The New York Times has a funny way of defining protests as "news" or "not news" depending on who is being protested. For example, they've entirely ignored the March for Life against abortion in Washington in 2008 and 2009 (and in 2010, gave it part of a sentence). But in Monday's paper, they openly worried that a left-wing protest is dwindling in popularity. They sent Times writer Kim Severson and a photographer to Columbus, Georgia for a protest against a U.S Army training center for Latin American military leaders. The headline was "A Protest Dwindles, If Not Its Passion: Activists Once Flocked to Fort Benning. Now It Seems More Like a Straggle."

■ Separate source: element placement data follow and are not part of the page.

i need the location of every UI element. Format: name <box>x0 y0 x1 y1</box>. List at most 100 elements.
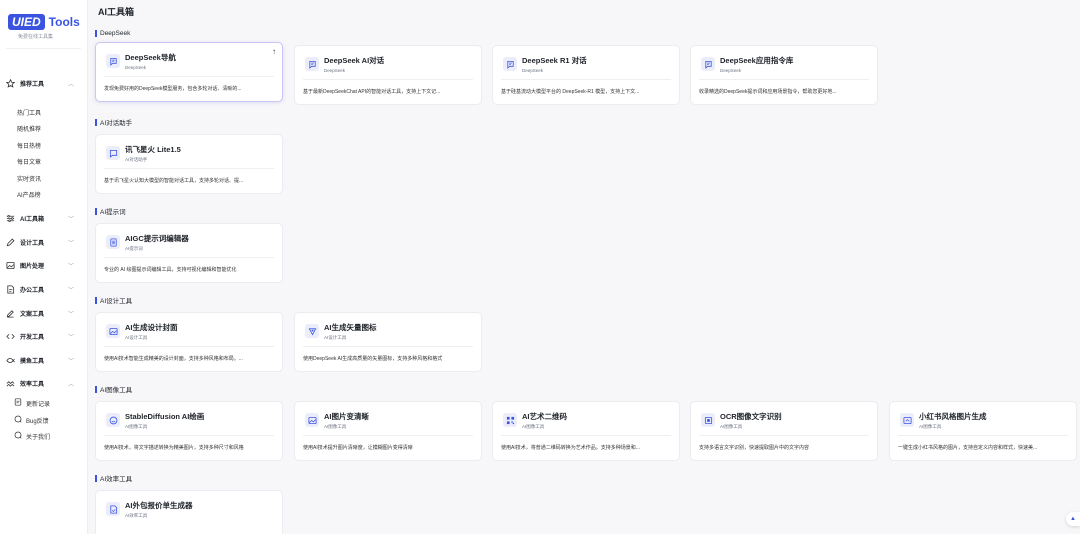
section-title: AI提示词 <box>100 209 126 216</box>
tool-card-title: AI外包报价单生成器 <box>125 501 193 510</box>
sidebar-group-copywriting[interactable]: 文案工具 ﹀ <box>0 303 88 323</box>
tool-card-category: AI图像工具 <box>125 424 148 429</box>
tool-card-desc: 使用DeepSeek AI生成高质量的矢量图标，支持多种风格和格式 <box>303 356 443 362</box>
section-accent-bar <box>95 296 97 304</box>
section-title: AI对话助手 <box>100 120 133 127</box>
tool-card-title: 讯飞星火 Lite1.5 <box>125 145 181 154</box>
sidebar-group-efficiency[interactable]: 效率工具 ︿ <box>0 373 88 393</box>
section-heading: DeepSeek <box>95 28 130 38</box>
info-icon <box>14 431 22 441</box>
chat-doc-icon <box>305 57 319 71</box>
tool-card-desc: 使用AI技术，将文字描述转换为精美图片，支持多种尺寸和风格 <box>104 445 244 451</box>
section-title: AI设计工具 <box>100 298 133 305</box>
tool-card-category: DeepSeek <box>125 65 147 70</box>
sidebar-extra-label: Bug反馈 <box>26 418 49 425</box>
sidebar-group-label: 推荐工具 <box>20 81 45 88</box>
brand-badge: UIED <box>8 14 45 30</box>
section-accent-bar <box>95 29 97 37</box>
tool-card-desc: 一键生成小红书风格的图片，支持自定义内容和样式，快速美... <box>898 445 1038 451</box>
scan-icon <box>701 413 715 427</box>
scroll-to-top-button[interactable]: ▲ <box>1066 512 1080 526</box>
brand-logo[interactable]: UIED Tools <box>8 14 80 30</box>
card-divider <box>303 435 473 436</box>
tool-card-desc: 使用AI技术，将普通二维码转换为艺术作品。支持多种场景和... <box>501 445 640 451</box>
card-divider <box>104 168 274 169</box>
sidebar-item-update-log[interactable]: 更新记录 <box>14 397 50 409</box>
quote-doc-icon <box>106 502 120 516</box>
tool-card-category: DeepSeek <box>720 68 742 73</box>
card-divider <box>699 79 869 80</box>
update-log-icon <box>14 398 22 408</box>
sidebar-item-daily-hot[interactable]: 每日热榜 <box>17 141 41 150</box>
tool-card-title: AIGC提示词编辑器 <box>125 234 189 243</box>
bug-icon <box>14 415 22 425</box>
tool-card[interactable]: DeepSeek导航 DeepSeek 发现免费好用的DeepSeek模型服务，… <box>95 42 283 102</box>
sidebar-group-design[interactable]: 设计工具 ﹀ <box>0 232 88 252</box>
card-divider <box>699 435 869 436</box>
tool-card[interactable]: StableDiffusion AI绘画 AI图像工具 使用AI技术，将文字描述… <box>95 401 283 461</box>
magic-image-icon <box>900 413 914 427</box>
tool-card-title: DeepSeek导航 <box>125 53 176 62</box>
tool-card[interactable]: 讯飞星火 Lite1.5 AI对话助手 基于讯飞星火认知大模型的智能对话工具，支… <box>95 134 283 194</box>
sidebar-group-recommend[interactable]: 推荐工具 ︿ <box>0 73 88 93</box>
tool-card[interactable]: OCR图像文字识别 AI图像工具 支持多语言文字识别，快速提取图片中的文字内容 <box>690 401 878 461</box>
tool-card-desc: 基于最新DeepSeekChat API的智能对话工具，支持上下文记... <box>303 89 441 95</box>
sidebar-extra-label: 关于我们 <box>26 434 51 441</box>
brand-subtitle: 免费在线工具集 <box>18 34 54 40</box>
tool-card-category: DeepSeek <box>522 68 544 73</box>
chevron-up-icon: ▲ <box>1070 516 1076 522</box>
tool-card-category: AI图像工具 <box>324 424 347 429</box>
section-heading: AI图像工具 <box>95 384 132 394</box>
tool-card[interactable]: AIGC提示词编辑器 AI提示词 专业的 AI 绘图提示词编辑工具，支持可视化编… <box>95 223 283 283</box>
sidebar-item-hot[interactable]: 热门工具 <box>17 108 41 117</box>
tool-card[interactable]: DeepSeek应用指令库 DeepSeek 收录精选的DeepSeek提示词和… <box>690 45 878 105</box>
tool-card-category: AI设计工具 <box>125 335 148 340</box>
chevron-down-icon: ﹀ <box>68 311 75 318</box>
sidebar-group-dev[interactable]: 开发工具 ﹀ <box>0 326 88 346</box>
sliders-icon <box>6 214 15 223</box>
arrow-up-icon[interactable]: ↑ <box>272 47 276 56</box>
fish-icon <box>6 356 15 365</box>
card-divider <box>501 435 671 436</box>
card-divider <box>104 257 274 258</box>
tool-card-desc: 基于硅基流动大模型平台的 DeepSeek-R1 模型，支持上下文... <box>501 89 640 95</box>
tool-card[interactable]: DeepSeek R1 对话 DeepSeek 基于硅基流动大模型平台的 Dee… <box>492 45 680 105</box>
section-title: AI效率工具 <box>100 476 133 483</box>
tool-card[interactable]: AI生成矢量图标 AI设计工具 使用DeepSeek AI生成高质量的矢量图标，… <box>294 312 482 372</box>
sidebar-item-random[interactable]: 随机推荐 <box>17 124 41 133</box>
qrcode-icon <box>503 413 517 427</box>
sidebar-item-daily-article[interactable]: 每日文章 <box>17 157 41 166</box>
tool-card-desc: 使用AI技术智能生成精美的设计封面，支持多种风格和布局。... <box>104 356 243 362</box>
tool-card-desc: 专业的 AI 绘图提示词编辑工具，支持可视化编辑和智能优化 <box>104 267 237 273</box>
tool-card[interactable]: AI生成设计封面 AI设计工具 使用AI技术智能生成精美的设计封面，支持多种风格… <box>95 312 283 372</box>
card-divider <box>104 76 274 77</box>
sidebar-item-ai-products[interactable]: AI产品榜 <box>17 190 41 199</box>
tool-card[interactable]: AI图片变清晰 AI图像工具 使用AI技术提升图片清晰度，让模糊图片变得清晰 <box>294 401 482 461</box>
tool-card[interactable]: 小红书风格图片生成 AI图像工具 一键生成小红书风格的图片，支持自定义内容和样式… <box>889 401 1077 461</box>
sidebar-item-news[interactable]: 实时资讯 <box>17 174 41 183</box>
section-title: DeepSeek <box>100 29 131 37</box>
section-heading: AI效率工具 <box>95 473 132 483</box>
card-divider <box>104 346 274 347</box>
pen-icon <box>6 238 15 247</box>
tool-card-category: DeepSeek <box>324 68 346 73</box>
tool-card[interactable]: AI外包报价单生成器 AI效率工具 <box>95 490 283 534</box>
section-heading: AI设计工具 <box>95 295 132 305</box>
sidebar-group-label: 图片处理 <box>20 263 45 270</box>
picture-icon <box>305 413 319 427</box>
sidebar-group-fun[interactable]: 摸鱼工具 ﹀ <box>0 350 88 370</box>
sidebar-group-ai-toolbox[interactable]: AI工具箱 ﹀ <box>0 208 88 228</box>
sidebar-item-bug-report[interactable]: Bug反馈 <box>14 414 49 426</box>
tool-card[interactable]: AI艺术二维码 AI图像工具 使用AI技术，将普通二维码转换为艺术作品。支持多种… <box>492 401 680 461</box>
sidebar-group-office[interactable]: 办公工具 ﹀ <box>0 279 88 299</box>
tool-card-desc: 收录精选的DeepSeek提示词和应用场景指令，帮助您更好地... <box>699 89 837 95</box>
chat-doc-icon <box>503 57 517 71</box>
tool-card[interactable]: DeepSeek AI对话 DeepSeek 基于最新DeepSeekChat … <box>294 45 482 105</box>
sidebar-group-image[interactable]: 图片处理 ﹀ <box>0 255 88 275</box>
list-icon <box>106 235 120 249</box>
message-icon <box>106 146 120 160</box>
sidebar-item-about[interactable]: 关于我们 <box>14 430 50 442</box>
tool-card-category: AI图像工具 <box>522 424 545 429</box>
tool-card-desc: 使用AI技术提升图片清晰度，让模糊图片变得清晰 <box>303 445 413 451</box>
card-divider <box>303 346 473 347</box>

The story stood at the top of the National section on page A14 with a large color photograph (about six inches high, nine inches across) of leftists marching with large circular flower signs. Severson began with wistful memories of a larger protest:
COLUMBUS, Ga. — The annual November protest here at the gates of Fort Benning used to really be something.
At its peak a few years ago, more than 17,000 people streamed into town, united in their effort to shut down the School of the Americas, a United States Department of Defense center that they believe has trained Latin American military leaders to torture and murder.
Hundreds of people would cross onto the base and get arrested in mass acts of civil disobedience. Catholic groups staged workshops. Old lefties treated it like a family reunion. Vendors sold bumper stickers and Guatemalan hacky sacks.
So many people from so many left-leaning organizations began showing up that School of the Americas Watch, which runs the protest, rented the local convention center for seminars and concerts.
But this year's protest, the Times reported, was the smallest crowd ever, and "fewer than 5,000 people showed up." Apparently, it's a little heard to rally against the Murderous American Imperialist Juggernaut when Barack Obama is the imperialist-in-chief:
Maybe it was the economy, some said. Others said that rallying liberal activists after the election of President Obama had become more challenging because many thought the fight was over.
The protest began after six Jesuit priests, their housekeeper and her daughter were killed in El Salvador in November 1989 by a group that a Congressional task force connected to School of the Americas graduates.
On the anniversary the following year, a small group led by the Rev. Roy Bourgeois, a Catholic priest, held a water-only fast at the gates. He has since become an internationally known peace advocate and still lives in a small apartment near the gate.
“Most of the young people in the crowd don’t even know who he is,” said Liz Loescher, 68, an eight-time veteran of the protest who runs the Georgia Conflict Center in Athens.
The Times ignored the fact that Bourgeois was excommunicated in 2008 for supporting the ordination of women as priests. Severson concluded that the dwindling numbers don't hurt the importance of the left-wing cause:
For the old-timers, the arrests were a distraction, and the smaller crowds beside the point.
Lisa Porter, 45, had traveled from Berkeley, Calif., the seventh time she has done so. She spent much of her time sitting in quiet contemplation inches from the fence that separated her from the base.
“I believe torture is wrong, and I won’t tolerate it,” she said. “If there were only four people here, I’d still be with them.”